Cold Dry Into Thursday Before Next Storm Heads Our Way With Snow Ice To Rain
Overnight we had cold air drain southward from high pressure to the north and a storm to the east, south of Nova Scotia. Throw in some snow cover inland and we have temperatures that bottomed in the 20s clear down to Virginia and in the teens and single digits in the other direction in upstate NY and New England. This means that inspite of a good deal of sunshine, temperatures in many areas today will be at best in the 30s to around 40 degrees for highs. It might be a little higher, lower 40s from South Jersey south and west. Overall it is a chilly but nice December day. Another cold night lies ahead
Tonight will be another night of clear skies and very cold conditions with most lows along the coast and warmer urban areas in low to mid 30s but inland lows will be in the teens especially where there is snow cover. As far as radars are concerned there are no issues here until Thursday when the next storm system approaches.
Wednesday will be another day of sunshine and cold temperatures with most highs in the 30s to around 40 degrees with perhaps low 40s in warm spots from South Jersey south and west. Wednesday night into Thursday morning will be important to the forecast for Thursday as another cold night could keep things cold enough when precipitation arrives during Thursday.
This system will be coming in slightly different than what we might be used to thanks to the block. A major storm in the Plains moves east but lingers around the Great Lakes while a secondary low develops near Chesapeake Bay and heads northeast to off the New Jersey coast Friday. The high to the north is wedged in between it and the storm to east in the Atlantic that drops southeast from Nova Scotia. This will lead to questions as to cold air being wedged inland leading to precipitation to start as snow or sleet even at the coast. The primary low in the Great Lakes is just too strong to make it all snow for all or most of the area from Eastern Pennsylvania. However from Eastern Pennsylvania to Northwest New Jersey to the Hudson Valley west of Route 87 could see sizeable snow amounts.
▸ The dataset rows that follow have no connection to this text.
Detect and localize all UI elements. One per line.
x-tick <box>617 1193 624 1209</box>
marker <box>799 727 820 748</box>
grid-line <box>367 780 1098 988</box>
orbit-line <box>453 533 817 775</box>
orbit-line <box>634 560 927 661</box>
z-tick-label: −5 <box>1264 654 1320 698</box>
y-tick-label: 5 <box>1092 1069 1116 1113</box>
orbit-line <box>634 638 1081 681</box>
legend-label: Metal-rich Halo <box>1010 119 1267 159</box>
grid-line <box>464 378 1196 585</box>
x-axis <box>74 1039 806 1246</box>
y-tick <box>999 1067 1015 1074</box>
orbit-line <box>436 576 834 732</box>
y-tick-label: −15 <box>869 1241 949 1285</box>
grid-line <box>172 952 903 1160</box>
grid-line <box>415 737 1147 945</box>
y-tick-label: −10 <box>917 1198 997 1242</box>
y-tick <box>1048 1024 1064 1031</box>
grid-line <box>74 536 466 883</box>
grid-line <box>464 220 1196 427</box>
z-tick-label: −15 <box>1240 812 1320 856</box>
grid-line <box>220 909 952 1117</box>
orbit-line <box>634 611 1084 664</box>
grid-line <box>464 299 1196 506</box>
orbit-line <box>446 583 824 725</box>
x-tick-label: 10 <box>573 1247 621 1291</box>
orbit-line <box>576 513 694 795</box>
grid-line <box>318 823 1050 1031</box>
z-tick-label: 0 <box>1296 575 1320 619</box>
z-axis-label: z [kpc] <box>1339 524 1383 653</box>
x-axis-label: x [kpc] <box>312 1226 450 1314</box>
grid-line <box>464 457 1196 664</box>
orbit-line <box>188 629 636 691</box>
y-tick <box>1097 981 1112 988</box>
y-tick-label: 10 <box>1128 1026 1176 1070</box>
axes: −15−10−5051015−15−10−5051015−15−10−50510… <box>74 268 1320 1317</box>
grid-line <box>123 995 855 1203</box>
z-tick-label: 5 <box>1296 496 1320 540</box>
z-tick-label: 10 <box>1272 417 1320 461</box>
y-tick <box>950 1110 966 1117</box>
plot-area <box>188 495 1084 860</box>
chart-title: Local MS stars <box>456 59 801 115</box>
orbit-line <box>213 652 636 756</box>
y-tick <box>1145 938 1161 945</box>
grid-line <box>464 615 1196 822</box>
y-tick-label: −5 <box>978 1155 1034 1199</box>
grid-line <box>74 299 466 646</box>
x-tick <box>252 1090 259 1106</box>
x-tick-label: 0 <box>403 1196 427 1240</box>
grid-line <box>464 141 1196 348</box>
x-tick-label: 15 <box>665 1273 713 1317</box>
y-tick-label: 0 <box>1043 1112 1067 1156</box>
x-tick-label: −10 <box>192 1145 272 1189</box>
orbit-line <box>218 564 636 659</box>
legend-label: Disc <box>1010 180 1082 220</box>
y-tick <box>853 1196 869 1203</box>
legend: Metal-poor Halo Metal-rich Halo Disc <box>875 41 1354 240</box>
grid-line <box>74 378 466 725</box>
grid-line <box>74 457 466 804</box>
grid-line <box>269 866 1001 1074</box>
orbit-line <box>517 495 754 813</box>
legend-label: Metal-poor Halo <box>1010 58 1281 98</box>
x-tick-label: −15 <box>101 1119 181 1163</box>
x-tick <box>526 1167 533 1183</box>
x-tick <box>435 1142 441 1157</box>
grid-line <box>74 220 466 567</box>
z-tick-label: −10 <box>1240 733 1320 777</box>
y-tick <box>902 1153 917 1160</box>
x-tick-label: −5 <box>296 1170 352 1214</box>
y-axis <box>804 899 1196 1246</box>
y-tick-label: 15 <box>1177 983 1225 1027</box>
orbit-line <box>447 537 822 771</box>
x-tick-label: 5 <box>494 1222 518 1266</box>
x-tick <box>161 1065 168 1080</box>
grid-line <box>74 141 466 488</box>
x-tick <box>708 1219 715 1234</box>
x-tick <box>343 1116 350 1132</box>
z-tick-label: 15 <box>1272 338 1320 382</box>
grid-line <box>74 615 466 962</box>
The red lines indicate the area where is the potential for heavy snow of 4 to 6 inches or more. The GFS has a slightly colder solution than the other models where the southern edge of the heavy snow line is further south and closer to the coast but right now I’m more comfortable leaving that line further inland. Once this storm is done we should see improving weather conditions with colder dry air over the weekend.